There is also an argument floating around that if Hoover stays open, kids who go to Hoover East—students from the easternmost part of town—will have to end up at West High. This argument is so outlandish that I don’t even know where to begin. If anyone wants to spell out the logic, I’m happy to address it.

pooter said...

Sound reasoning as usual. Do you think the School Board which voted to close Hoover at the time knew of the secret plans for Hoover and City High that for some reason could not be revealed to the public?

Chris said...

Pooter -- I doubt there's a secret plan, but I suspect different people may have different designs on the property. Some supporters of the closure have persisted in making arguments about the number of parking spaces at City, so it's fair to assume that there is some support for a parking lot. Others are unhappy that some of City's sports facilities are over at Mercer Park, which doesn't strike me as worth closing a school for. Others probably can't get over the fact that the other high schools have more acreage, though even taking Hoover would just be a drop in the bucket in that regard.
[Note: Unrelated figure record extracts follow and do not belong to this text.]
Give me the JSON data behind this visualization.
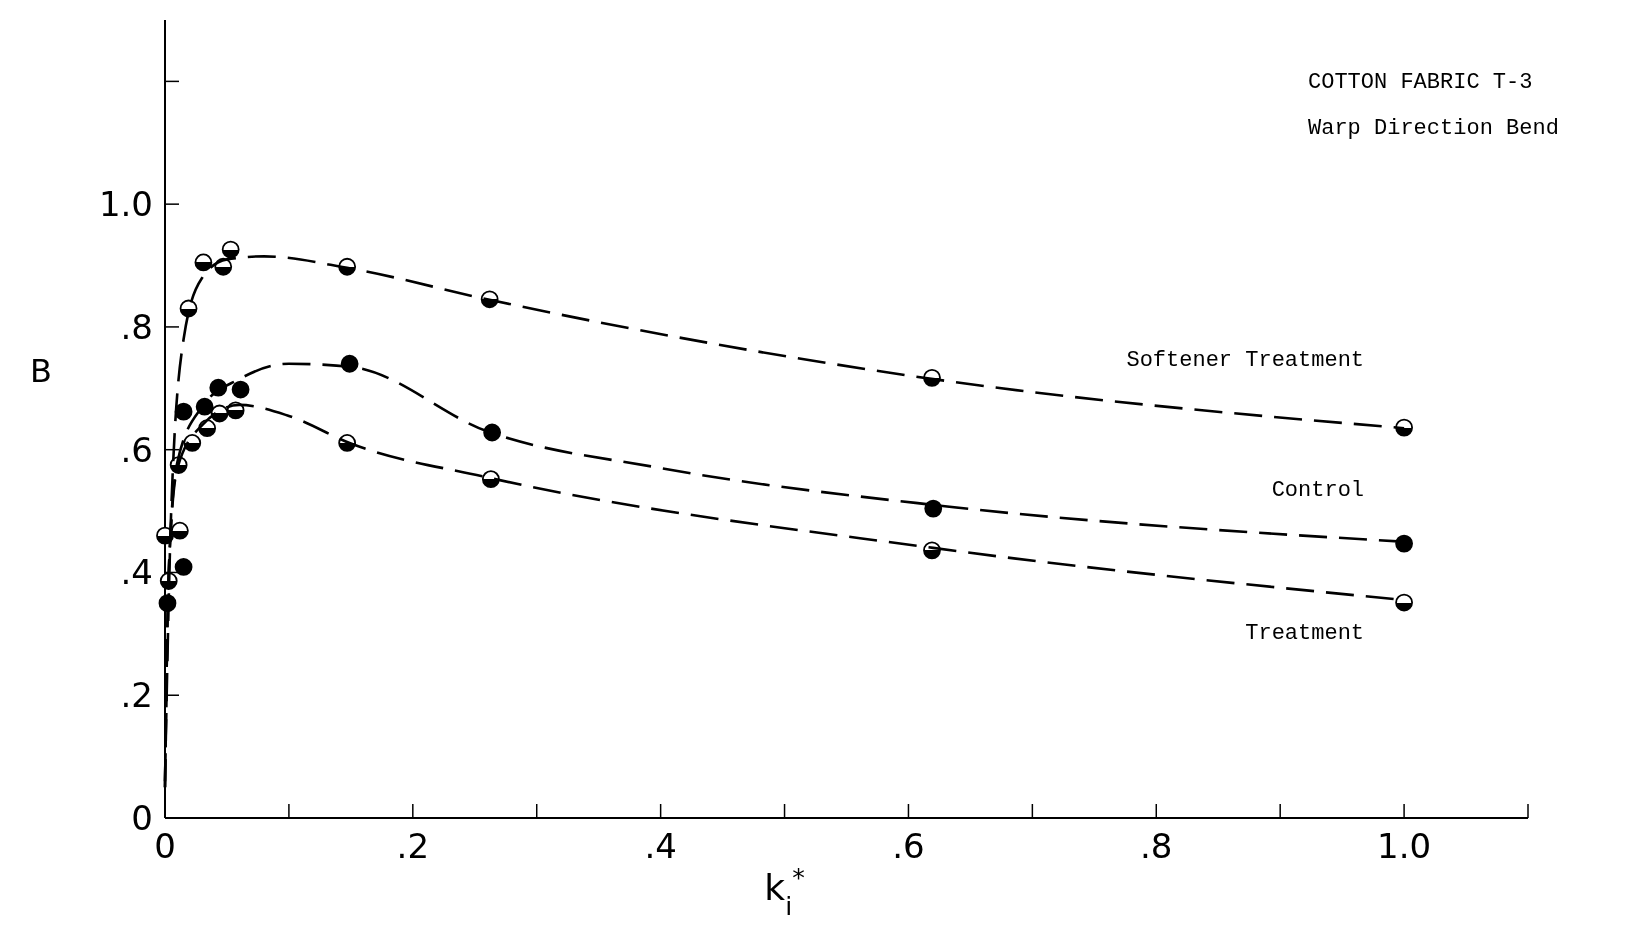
{
  "chart_data": {
    "type": "scatter",
    "title": "COTTON FABRIC T-3",
    "subtitle": "Warp Direction Bend",
    "xlabel": "k$_{i}$$^{*}$",
    "ylabel": "B",
    "xlim": [
      0,
      1.1
    ],
    "ylim": [
      0,
      1.3
    ],
    "xticks": [
      0,
      {
        "value": 0.1,
        "label": null
      },
      {
        "value": 0.2,
        "label": ".2"
      },
      {
        "value": 0.3,
        "label": null
      },
      {
        "value": 0.4,
        "label": ".4"
      },
      {
        "value": 0.5,
        "label": null
      },
      {
        "value": 0.6,
        "label": ".6"
      },
      {
        "value": 0.7,
        "label": null
      },
      {
        "value": 0.8,
        "label": ".8"
      },
      {
        "value": 0.9,
        "label": null
      },
      {
        "value": 1.0,
        "label": "1.0"
      },
      {
        "value": 1.1,
        "label": null
      }
    ],
    "yticks": [
      0,
      {
        "value": 0.2,
        "label": ".2"
      },
      {
        "value": 0.4,
        "label": ".4"
      },
      {
        "value": 0.6,
        "label": ".6"
      },
      {
        "value": 0.8,
        "label": ".8"
      },
      {
        "value": 1.0,
        "label": "1.0"
      },
      {
        "value": 1.2,
        "label": null
      }
    ],
    "grid": false,
    "marker": "circle",
    "series": [
      {
        "name": "Softener Treatment",
        "color": "#000000",
        "x": [
          0.019,
          0.031,
          0.047,
          0.053,
          0.147,
          0.262,
          0.619,
          1.0
        ],
        "values": [
          0.83,
          0.905,
          0.898,
          0.926,
          0.898,
          0.845,
          0.717,
          0.636
        ]
      },
      {
        "name": "Control",
        "color": "#000000",
        "x": [
          0.002,
          0.015,
          0.015,
          0.032,
          0.043,
          0.061,
          0.149,
          0.264,
          0.62,
          1.0
        ],
        "values": [
          0.35,
          0.409,
          0.662,
          0.67,
          0.701,
          0.698,
          0.74,
          0.628,
          0.504,
          0.447
        ]
      },
      {
        "name": "Treatment",
        "color": "#000000",
        "x": [
          0,
          0.003,
          0.012,
          0.011,
          0.022,
          0.034,
          0.044,
          0.057,
          0.147,
          0.263,
          0.619,
          1.0
        ],
        "values": [
          0.46,
          0.386,
          0.468,
          0.575,
          0.611,
          0.635,
          0.659,
          0.664,
          0.611,
          0.552,
          0.436,
          0.351
        ]
      },
      {
        "type": "line",
        "color": "#000000",
        "line_style": "dashed",
        "marker": "none",
        "x": [
          0,
          0.005,
          0.015,
          0.03,
          0.05,
          0.08,
          0.15,
          0.26,
          0.62,
          1.0
        ],
        "values": [
          0.06,
          0.5,
          0.78,
          0.88,
          0.91,
          0.915,
          0.895,
          0.845,
          0.715,
          0.635
        ]
      },
      {
        "type": "line",
        "color": "#000000",
        "line_style": "dashed",
        "marker": "none",
        "x": [
          0,
          0.003,
          0.01,
          0.03,
          0.06,
          0.1,
          0.15,
          0.26,
          0.4,
          0.62,
          1.0
        ],
        "values": [
          0.05,
          0.4,
          0.58,
          0.67,
          0.715,
          0.74,
          0.735,
          0.63,
          0.57,
          0.51,
          0.45
        ]
      },
      {
        "type": "line",
        "color": "#000000",
        "line_style": "dashed",
        "marker": "none",
        "x": [
          0,
          0.003,
          0.01,
          0.03,
          0.06,
          0.1,
          0.15,
          0.26,
          0.62,
          1.0
        ],
        "values": [
          0.05,
          0.4,
          0.57,
          0.64,
          0.673,
          0.655,
          0.61,
          0.555,
          0.44,
          0.355
        ]
      }
    ]
  }
}
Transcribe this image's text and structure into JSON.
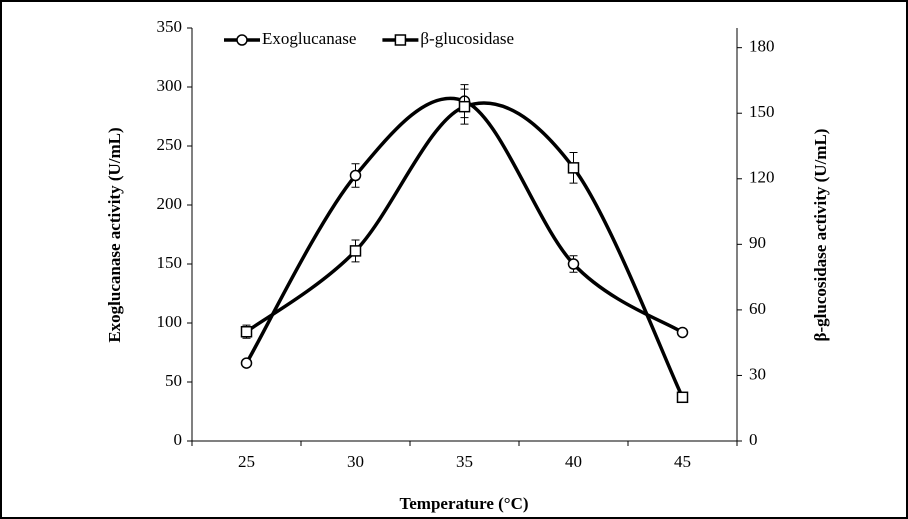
{
  "chart_data": {
    "type": "line",
    "x_label": "Temperature (°C)",
    "y_label": "Exoglucanase activity (U/mL)",
    "y2_label": "β-glucosidase activity (U/mL)",
    "categories": [
      "25",
      "30",
      "35",
      "40",
      "45"
    ],
    "ylim": [
      0,
      350
    ],
    "yticks": [
      0,
      50,
      100,
      150,
      200,
      250,
      300,
      350
    ],
    "y2lim": [
      0,
      189
    ],
    "y2ticks": [
      0,
      30,
      60,
      90,
      120,
      150,
      180
    ],
    "grid": false,
    "legend": "top-left",
    "smooth": true,
    "series": [
      {
        "name": "Exoglucanase",
        "color": "#000000",
        "marker": "circle",
        "values": [
          66,
          225,
          288,
          150,
          92
        ],
        "errors": [
          2,
          10,
          14,
          7,
          3
        ]
      },
      {
        "name": "β-glucosidase",
        "color": "#000000",
        "marker": "square",
        "axis": "y2",
        "values": [
          50,
          87,
          153,
          125,
          20
        ],
        "errors": [
          3,
          5,
          8,
          7,
          2
        ]
      }
    ]
  }
}
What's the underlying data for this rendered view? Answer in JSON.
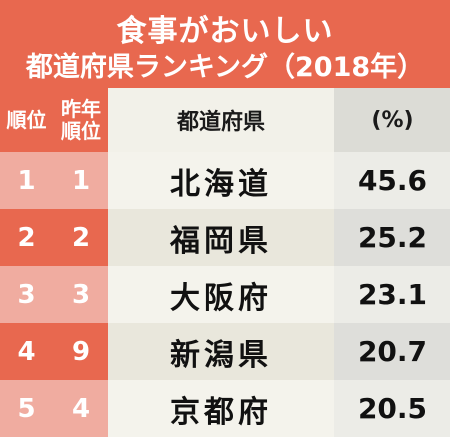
{
  "title": {
    "line1": "食事がおいしい",
    "line2": "都道府県ランキング（2018年）"
  },
  "header": {
    "rank": "順位",
    "prev_rank": "昨年順位",
    "prefecture": "都道府県",
    "value": "(%)"
  },
  "chart_data": {
    "type": "table",
    "columns": [
      "順位",
      "昨年順位",
      "都道府県",
      "(%)"
    ],
    "rows": [
      {
        "rank": "1",
        "prev_rank": "1",
        "prefecture": "北海道",
        "value": "45.6"
      },
      {
        "rank": "2",
        "prev_rank": "2",
        "prefecture": "福岡県",
        "value": "25.2"
      },
      {
        "rank": "3",
        "prev_rank": "3",
        "prefecture": "大阪府",
        "value": "23.1"
      },
      {
        "rank": "4",
        "prev_rank": "9",
        "prefecture": "新潟県",
        "value": "20.7"
      },
      {
        "rank": "5",
        "prev_rank": "4",
        "prefecture": "京都府",
        "value": "20.5"
      }
    ]
  },
  "colors": {
    "accent": "#e8684f",
    "accent_light": "#f0aca0",
    "row_light": "#f4f3ec",
    "row_dark": "#e9e7dc"
  }
}
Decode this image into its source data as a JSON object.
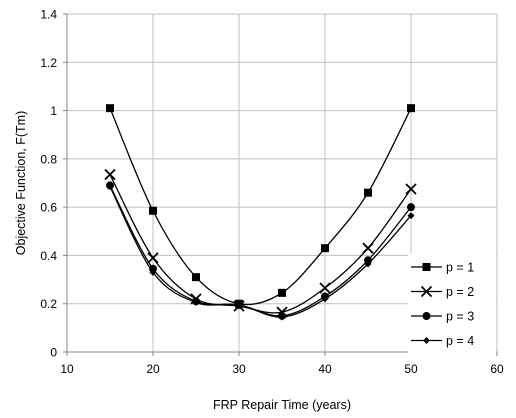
{
  "chart_data": {
    "type": "line",
    "xlabel": "FRP Repair Time (years)",
    "ylabel": "Objective Function, F(Tm)",
    "xlim": [
      10,
      60
    ],
    "ylim": [
      0,
      1.4
    ],
    "x_ticks": [
      "10",
      "20",
      "30",
      "40",
      "50",
      "60"
    ],
    "y_ticks": [
      "0",
      "0.2",
      "0.4",
      "0.6",
      "0.8",
      "1",
      "1.2",
      "1.4"
    ],
    "grid": true,
    "legend_position": "right, lower-middle",
    "x": [
      15,
      20,
      25,
      30,
      35,
      40,
      45,
      50
    ],
    "series": [
      {
        "name": "p = 1",
        "marker": "square",
        "values": [
          1.01,
          0.585,
          0.31,
          0.2,
          0.245,
          0.43,
          0.66,
          1.01
        ]
      },
      {
        "name": "p = 2",
        "marker": "cross",
        "values": [
          0.735,
          0.39,
          0.22,
          0.19,
          0.165,
          0.265,
          0.43,
          0.675
        ]
      },
      {
        "name": "p = 3",
        "marker": "circle",
        "values": [
          0.69,
          0.345,
          0.21,
          0.195,
          0.15,
          0.23,
          0.38,
          0.6
        ]
      },
      {
        "name": "p = 4",
        "marker": "diamond",
        "values": [
          0.685,
          0.33,
          0.205,
          0.195,
          0.145,
          0.22,
          0.365,
          0.565
        ]
      }
    ]
  }
}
Of course, just about any use of the property would cost money, yet there is no use indicated in the long-term spending (and bonding) plan. If they ever identify the planned use, that will mean that much more spending (and borrowing) attributable to the Hoover closure.

One thing we can assume: if they thought the property was going to be used for something that would have widespread popular support, they'd tell us the plan.

Chris said...

Ah, I think I must see what the (still very outlandish) argument is: People are arguing that if Hoover stays open, the district won’t open Hoover East, and if Hoover East doesn’t open, kids from Windsor Ridge will have to go Alexander Elementary, and some of the high school boundary plans have Alexander going to West, so Windsor Ridge kids would end up at West. Where to begin?

1. It’s not true that Hoover East can’t open unless Hoover closes. (See above post.)

2. Every plan that has sent Windsor Ridge to Alexander has done so only temporarily until Hoover East opens.

3. Every plan that has sent Windsor Ridge to Alexander has done so on the assumption that Windsor Ridge kids will eventually be in the Hoover East attendance area and go to City High.

4. No one on the board has ever proposed any plan that would send kids from the far east side of Iowa City to West High, nor would they, because such a plan would be insane.

If this is the kind of argument going around for closing Hoover, then Hoover’s future is bright.

Julie VanDyke said...

I've got a better potential explanation than that = every time the NCP and/or the East's aristocracy want something to happen they pull the fear card and terrorize the easy marks with fear tactics...notice how they pulled together on the community comment/public comment crackdown? I did. They wealthy aristocracy may join, gasp, on the same ticket when it suits them both to do so and/or when they may both want the same thing for different reasons. Don't drink the Kool-aid and fear is the mindkiller...

mariaconz said...

In my opinion, it's foolish to close inner-city neighborhood schools in favor of new schools in the suburbs. It's a sure way to kill a happy, productive neighborhood downtown.

The City of Iowa City council and Planning and Zoning Commission together with the school district appear to be colluding in the destruction of neighborhoods in downtown Iowa City and the segregation of minorities on the SE side.